On my books I decided to leave these threads at about 6 cm as a design feature, first tying knots in the thread ends to prevent separation of the strands.

Wednesday 14 October 2020

Preparing to bind the chapbook

By request, my husband (artist James Hayes) made me a beautiful (all-powerful, almighty, awesome) awl for my birthday this year. He even made a holder for it to protect the sharp point -

and to protect me from the sharp point! I used to have an awl but it went AWOL some years ago, and last year when I did a lot of bookbinding I resolved to get another because I was fed up using pushpins! With the founding of Precariat Press in the spring of this year, I knew I'd be doing more bookbinding, so getting a new awl was mandatory. So when this gorgeous tool was made specially for me, I swooned!

Once I had decided on the concept, design, cover image & printing, the poems to be included and the layout (all of which I discussed here, here and here) the final step was to collate and bind. Collating all the pages together into booklets also required a lot of folding with my trusty bone folder.

I had a second mock-up book (from which I made corrections) and I measured out where the 3 binding holes would be placed and, after punching these holes used the individual pages as templates for the final books. I had decided early on that I would be doing a traditional 3-hole chapbook bind.

Once binding holes had been punched in all the chapbooks (it is an edition of 50), I was ready to start binding.
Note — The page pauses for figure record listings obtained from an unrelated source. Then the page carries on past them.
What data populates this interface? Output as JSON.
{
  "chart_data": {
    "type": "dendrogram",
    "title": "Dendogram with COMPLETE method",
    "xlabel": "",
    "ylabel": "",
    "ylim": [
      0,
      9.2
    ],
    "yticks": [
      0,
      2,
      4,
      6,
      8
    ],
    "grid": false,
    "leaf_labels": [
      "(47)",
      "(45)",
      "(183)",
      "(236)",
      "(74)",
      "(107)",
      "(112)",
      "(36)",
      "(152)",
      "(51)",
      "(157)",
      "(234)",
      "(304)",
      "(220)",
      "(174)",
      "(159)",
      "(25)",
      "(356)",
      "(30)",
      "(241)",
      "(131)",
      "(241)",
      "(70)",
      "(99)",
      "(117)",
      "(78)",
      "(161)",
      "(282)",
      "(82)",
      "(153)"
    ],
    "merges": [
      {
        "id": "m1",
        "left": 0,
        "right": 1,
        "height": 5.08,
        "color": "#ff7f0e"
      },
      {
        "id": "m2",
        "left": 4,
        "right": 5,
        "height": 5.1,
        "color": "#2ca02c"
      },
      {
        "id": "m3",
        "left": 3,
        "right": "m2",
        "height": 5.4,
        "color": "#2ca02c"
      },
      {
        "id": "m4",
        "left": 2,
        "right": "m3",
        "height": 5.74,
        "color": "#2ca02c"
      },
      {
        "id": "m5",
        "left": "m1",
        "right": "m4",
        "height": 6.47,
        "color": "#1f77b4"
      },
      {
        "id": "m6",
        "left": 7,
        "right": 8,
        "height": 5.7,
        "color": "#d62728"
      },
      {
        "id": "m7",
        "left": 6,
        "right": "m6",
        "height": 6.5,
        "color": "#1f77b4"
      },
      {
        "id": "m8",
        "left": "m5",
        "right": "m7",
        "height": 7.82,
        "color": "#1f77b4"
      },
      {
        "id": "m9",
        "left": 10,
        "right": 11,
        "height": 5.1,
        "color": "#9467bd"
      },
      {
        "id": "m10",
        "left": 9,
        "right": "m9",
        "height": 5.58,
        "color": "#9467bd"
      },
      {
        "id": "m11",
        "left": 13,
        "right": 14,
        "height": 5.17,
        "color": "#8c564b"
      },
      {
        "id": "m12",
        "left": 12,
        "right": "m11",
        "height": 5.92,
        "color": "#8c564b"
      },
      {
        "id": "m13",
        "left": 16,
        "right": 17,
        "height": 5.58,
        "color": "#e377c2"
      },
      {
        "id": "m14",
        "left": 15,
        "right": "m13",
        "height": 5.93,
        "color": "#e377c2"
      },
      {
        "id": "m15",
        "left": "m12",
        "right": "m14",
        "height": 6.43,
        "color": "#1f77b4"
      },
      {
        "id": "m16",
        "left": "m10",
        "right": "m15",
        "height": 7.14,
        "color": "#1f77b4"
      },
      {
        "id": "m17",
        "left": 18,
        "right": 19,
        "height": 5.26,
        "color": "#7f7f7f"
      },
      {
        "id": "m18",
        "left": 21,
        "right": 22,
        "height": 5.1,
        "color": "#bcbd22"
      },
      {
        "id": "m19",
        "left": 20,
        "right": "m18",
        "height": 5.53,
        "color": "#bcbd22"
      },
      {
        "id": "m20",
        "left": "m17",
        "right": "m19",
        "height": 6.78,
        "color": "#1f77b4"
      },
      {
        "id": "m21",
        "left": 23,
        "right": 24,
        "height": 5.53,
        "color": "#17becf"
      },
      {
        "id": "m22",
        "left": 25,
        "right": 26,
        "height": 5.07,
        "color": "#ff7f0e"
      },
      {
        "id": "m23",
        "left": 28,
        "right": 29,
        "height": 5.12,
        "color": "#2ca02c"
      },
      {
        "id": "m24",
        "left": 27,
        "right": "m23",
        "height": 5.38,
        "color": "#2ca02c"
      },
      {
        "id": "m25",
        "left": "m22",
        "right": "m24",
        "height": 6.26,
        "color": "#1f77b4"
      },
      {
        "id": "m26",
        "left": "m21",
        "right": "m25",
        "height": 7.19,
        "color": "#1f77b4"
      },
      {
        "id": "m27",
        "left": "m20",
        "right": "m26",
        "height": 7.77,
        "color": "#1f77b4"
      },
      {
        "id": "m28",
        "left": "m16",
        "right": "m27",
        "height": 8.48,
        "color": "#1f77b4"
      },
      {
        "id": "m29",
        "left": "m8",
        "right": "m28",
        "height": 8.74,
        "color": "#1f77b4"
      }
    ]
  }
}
I had picked up 6-strand cotton thread in a colour to match the cover some weeks ago. In next week's blog I will discuss the journey of the thread to bind the chapbooks.

Wednesday 7 October 2020

Signal studio residency 2020

I started my third studio residency at Signal Arts Centre last week and already I feel very much at home in the space, despite arriving masked and chatting to people with coronavirus protocols in place. I had residencies in the studio in both the fall of 2018 and the fall of 2019, so being here is becoming a pleasant annual habit. I blogged about the work done (or started) in both those residencies here and here, and as with those residencies I decided beforehand what my focus would be during my time in this studio. But first things first: after a simple tidy and sweep, I rearranged and covered tables to correspond with how I intended to work. I saw that one of the previous tenants had put the long mirror horizontally behind one of the sink areas (there are two) and I thought this would be a convenient spot for my daily self-portrait, a work warm-up for me. Since I don't actually need two sinks, I simply covered this sink with a wooden board to create another surface area.
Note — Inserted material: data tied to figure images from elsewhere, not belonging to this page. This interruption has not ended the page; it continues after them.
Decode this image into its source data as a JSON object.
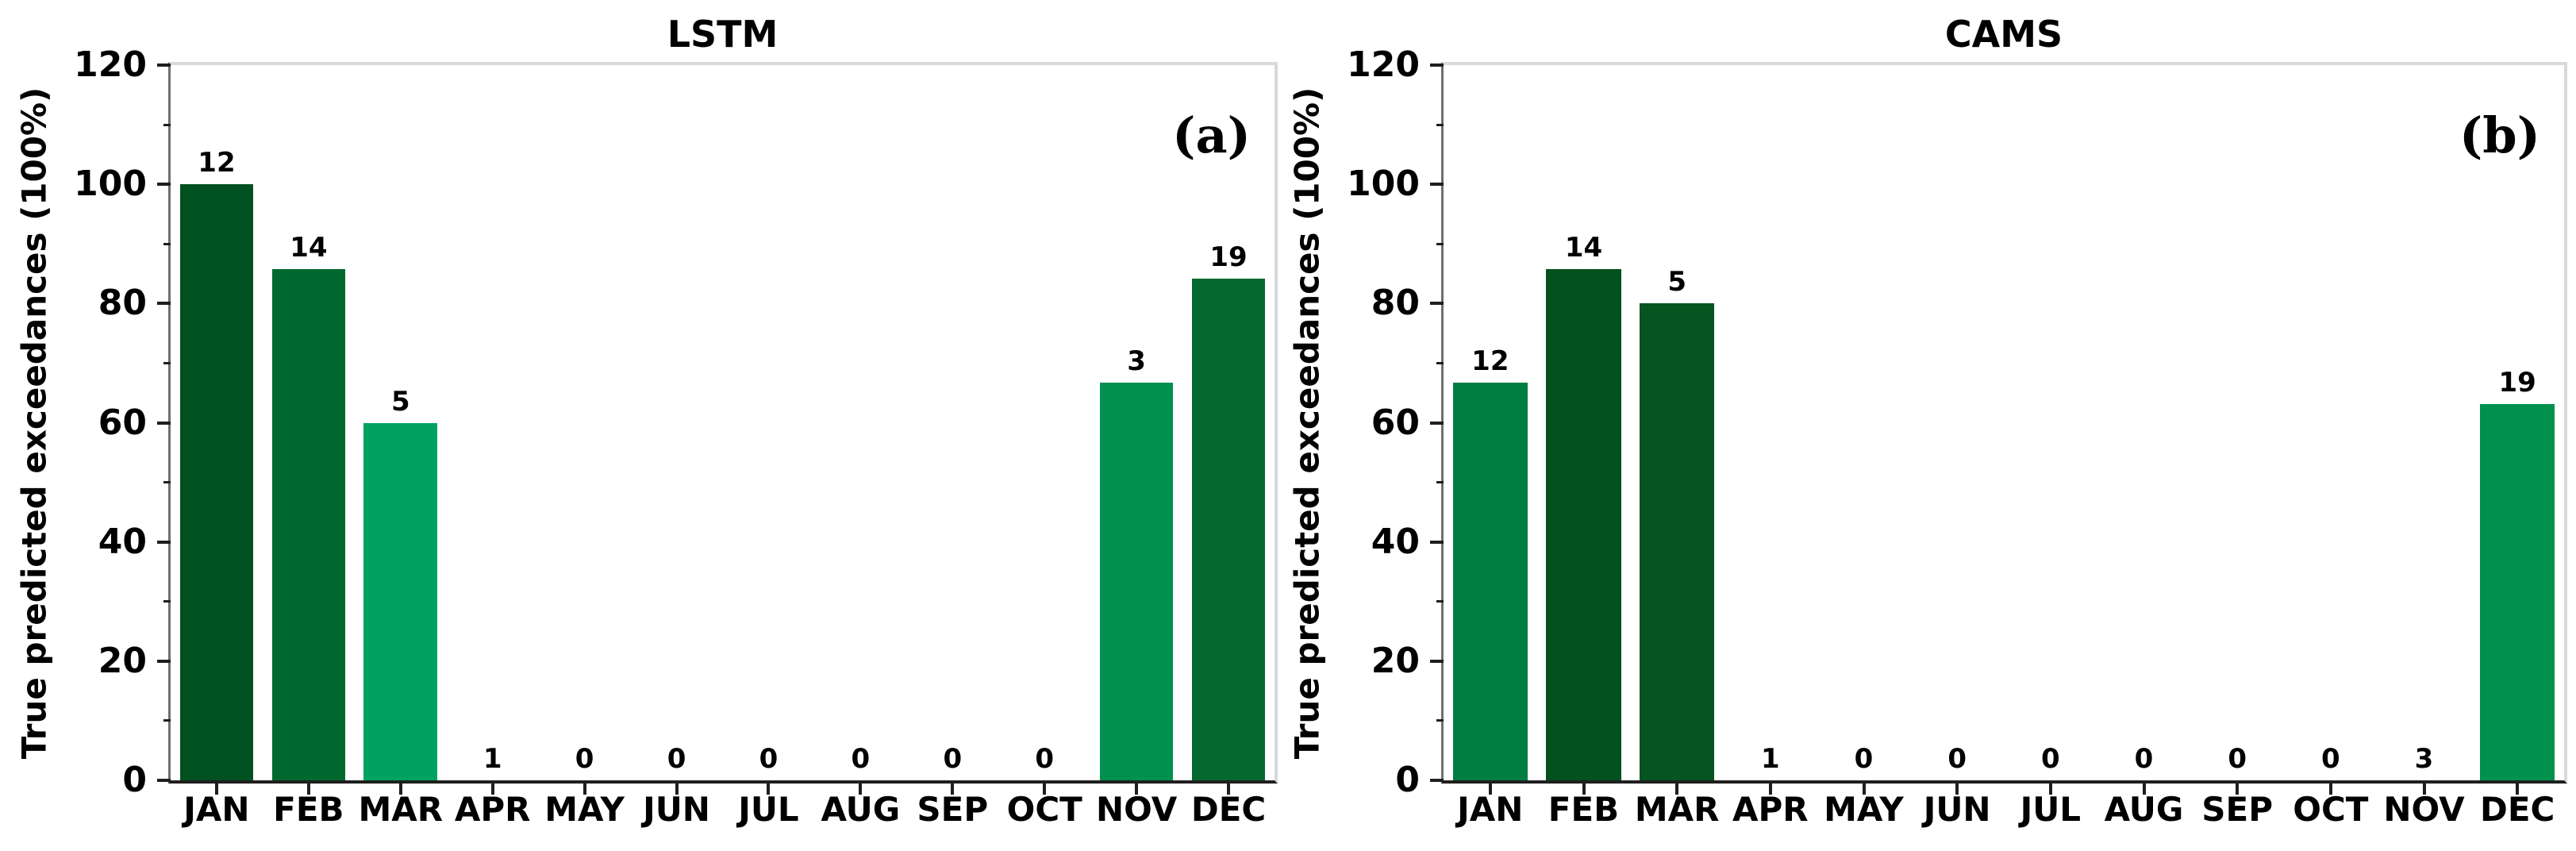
{
  "figure": {
    "background": "#ffffff",
    "bar_border": "none"
  },
  "chart_data": [
    {
      "type": "bar",
      "title": "LSTM",
      "corner_label": "(a)",
      "ylabel": "True predicted exceedances (100%)",
      "ylim": [
        0,
        120
      ],
      "yticks": [
        0,
        20,
        40,
        60,
        80,
        100,
        120
      ],
      "yticks_minor": [
        10,
        30,
        50,
        70,
        90,
        110
      ],
      "grid": "off",
      "legend": "none",
      "categories": [
        "JAN",
        "FEB",
        "MAR",
        "APR",
        "MAY",
        "JUN",
        "JUL",
        "AUG",
        "SEP",
        "OCT",
        "NOV",
        "DEC"
      ],
      "values": [
        100,
        85.71,
        60,
        0,
        0,
        0,
        0,
        0,
        0,
        0,
        66.67,
        84.21
      ],
      "bar_labels": [
        "12",
        "14",
        "5",
        "1",
        "0",
        "0",
        "0",
        "0",
        "0",
        "0",
        "3",
        "19"
      ],
      "bar_colors": [
        "#015020",
        "#01682F",
        "#00A261",
        null,
        null,
        null,
        null,
        null,
        null,
        null,
        "#00904F",
        "#03692E"
      ]
    },
    {
      "type": "bar",
      "title": "CAMS",
      "corner_label": "(b)",
      "ylabel": "True predicted exceedances (100%)",
      "ylim": [
        0,
        120
      ],
      "yticks": [
        0,
        20,
        40,
        60,
        80,
        100,
        120
      ],
      "yticks_minor": [
        10,
        30,
        50,
        70,
        90,
        110
      ],
      "grid": "off",
      "legend": "none",
      "categories": [
        "JAN",
        "FEB",
        "MAR",
        "APR",
        "MAY",
        "JUN",
        "JUL",
        "AUG",
        "SEP",
        "OCT",
        "NOV",
        "DEC"
      ],
      "values": [
        66.67,
        85.71,
        80,
        0,
        0,
        0,
        0,
        0,
        0,
        0,
        0,
        63.16
      ],
      "bar_labels": [
        "12",
        "14",
        "5",
        "1",
        "0",
        "0",
        "0",
        "0",
        "0",
        "0",
        "3",
        "19"
      ],
      "bar_colors": [
        "#007E41",
        "#02501E",
        "#06541F",
        null,
        null,
        null,
        null,
        null,
        null,
        null,
        null,
        "#00914E"
      ]
    }
  ]
}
I have use of the portable press till the end of the year, so it got its own table between the larger window and the sink that I would be using. My focus this year is to be on silk-fibre papermaking - a process that I learned a few months ago in zoom workshops provided by artist Tunde Toth. I blogged about this workshop here. I planned to make some paper and use it for monoprints related to my current body of work Memory Is My Homeland, which I have blogged about here, here, here, here, here and here.

So I started work well before lunchtime. This is my first self-portrait of the week, done with watercolour pencil.

As I knew I would not be ready for printing this week, and always feel that I should do at least three different things in the studio daily, I brought materials to make collage cards. Thinking of my recent work on Aos Dara-Umha Aois Combined Symposium, which I blogged about here, here and here, I created a collage card based on my memory of the saplings and ferns at the entrance to Tomnafinnoge Wood.

By the end of the week, I had used up most of my silk fibre supplies, but happily so. I made a number of sheets that are raw in colour and I also made some sheets using dry pigments to give intense colours.

Here are some of the sheets fully drying on blotting paper. I look forward to printing on them soon!